To address the second challenge, we develop a load balancing scheme for cases were several devices with different architectures are used together. In such cases, the optimal work partitioning is typically application dependent. Our scheme uses performance models to predict the performance of an application on the different devices, based on analyzing performance counter values, that are measured during a test run on one device. Compared to an oracle, our approach is only 3% slower when dividing work between a CPU and a GPU, using synthetic benchmarks. A version of the ImageCL compiler which can generate code for multiple devices on a node, or multiple nodes in a cluster, is also developed to be used with the load balancing technique.
We use machine learning to build the performance models of both the auto-tuner and load-balancer automatically, removing the need for manually derived analytical models.
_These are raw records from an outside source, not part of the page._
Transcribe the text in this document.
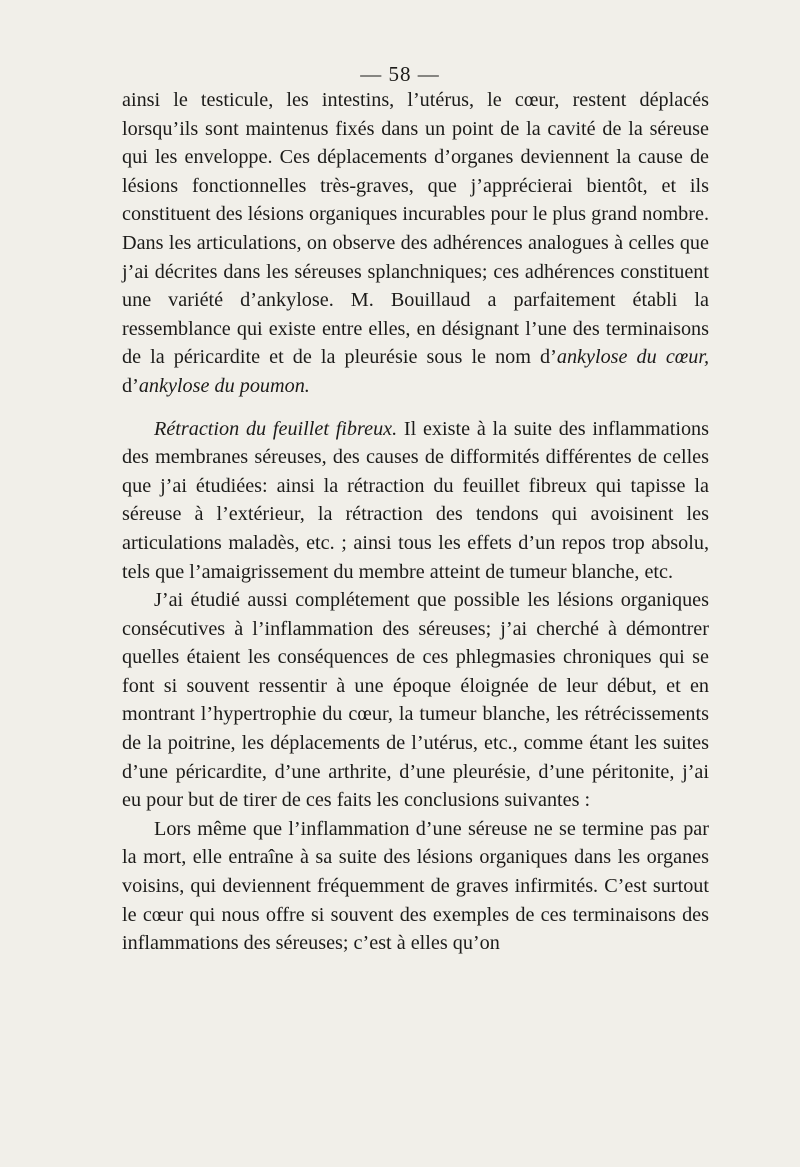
— 58 —

ainsi le testicule, les intestins, l’utérus, le cœur, restent déplacés lorsqu’ils sont maintenus fixés dans un point de la cavité de la séreuse qui les enveloppe. Ces déplacements d’organes deviennent la cause de lésions fonctionnelles très-graves, que j’apprécierai bientôt, et ils constituent des lésions organiques incurables pour le plus grand nombre. Dans les articulations, on observe des adhérences analogues à celles que j’ai décrites dans les séreuses splanchniques; ces adhérences constituent une variété d’ankylose. M. Bouillaud a parfaitement établi la ressemblance qui existe entre elles, en désignant l’une des terminaisons de la péricardite et de la pleurésie sous le nom d’ankylose du cœur, d’ankylose du poumon.

Rétraction du feuillet fibreux. Il existe à la suite des inflammations des membranes séreuses, des causes de difformités différentes de celles que j’ai étudiées: ainsi la rétraction du feuillet fibreux qui tapisse la séreuse à l’extérieur, la rétraction des tendons qui avoisinent les articulations maladès, etc. ; ainsi tous les effets d’un repos trop absolu, tels que l’amaigrissement du membre atteint de tumeur blanche, etc.

J’ai étudié aussi complétement que possible les lésions organiques consécutives à l’inflammation des séreuses; j’ai cherché à démontrer quelles étaient les conséquences de ces phlegmasies chroniques qui se font si souvent ressentir à une époque éloignée de leur début, et en montrant l’hypertrophie du cœur, la tumeur blanche, les rétrécissements de la poitrine, les déplacements de l’utérus, etc., comme étant les suites d’une péricardite, d’une arthrite, d’une pleurésie, d’une péritonite, j’ai eu pour but de tirer de ces faits les conclusions suivantes :

Lors même que l’inflammation d’une séreuse ne se termine pas par la mort, elle entraîne à sa suite des lésions organiques dans les organes voisins, qui deviennent fréquemment de graves infirmités. C’est surtout le cœur qui nous offre si souvent des exemples de ces terminaisons des inflammations des séreuses; c’est à elles qu’on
Our performance models achieve mean relative errors as low as 3.8% and 2.4% for the auto-tuner and load-balancer, respectively. We thereby successfully demonstrate the suitability of machine learning for this task.
By applying the techniques and tools developed in this dissertation, we show how developing high performing applications for heterogeneous computing can be made easier. The techniques and tools provided include our machine learning based autotuner, the ImageCL compiler and the optimizations it can apply, and the machine learning-based load balancing techniques for the multi-device version of ImageCL. Although we use image processing as a use case, most of the techniques we develop can be applied or generalized to other domains, in particular where stencil applications are used. Together, these tools and techniques diminish the challenges of programming heterogeneous hardware, and allows it to fulfill its promise of increased performance.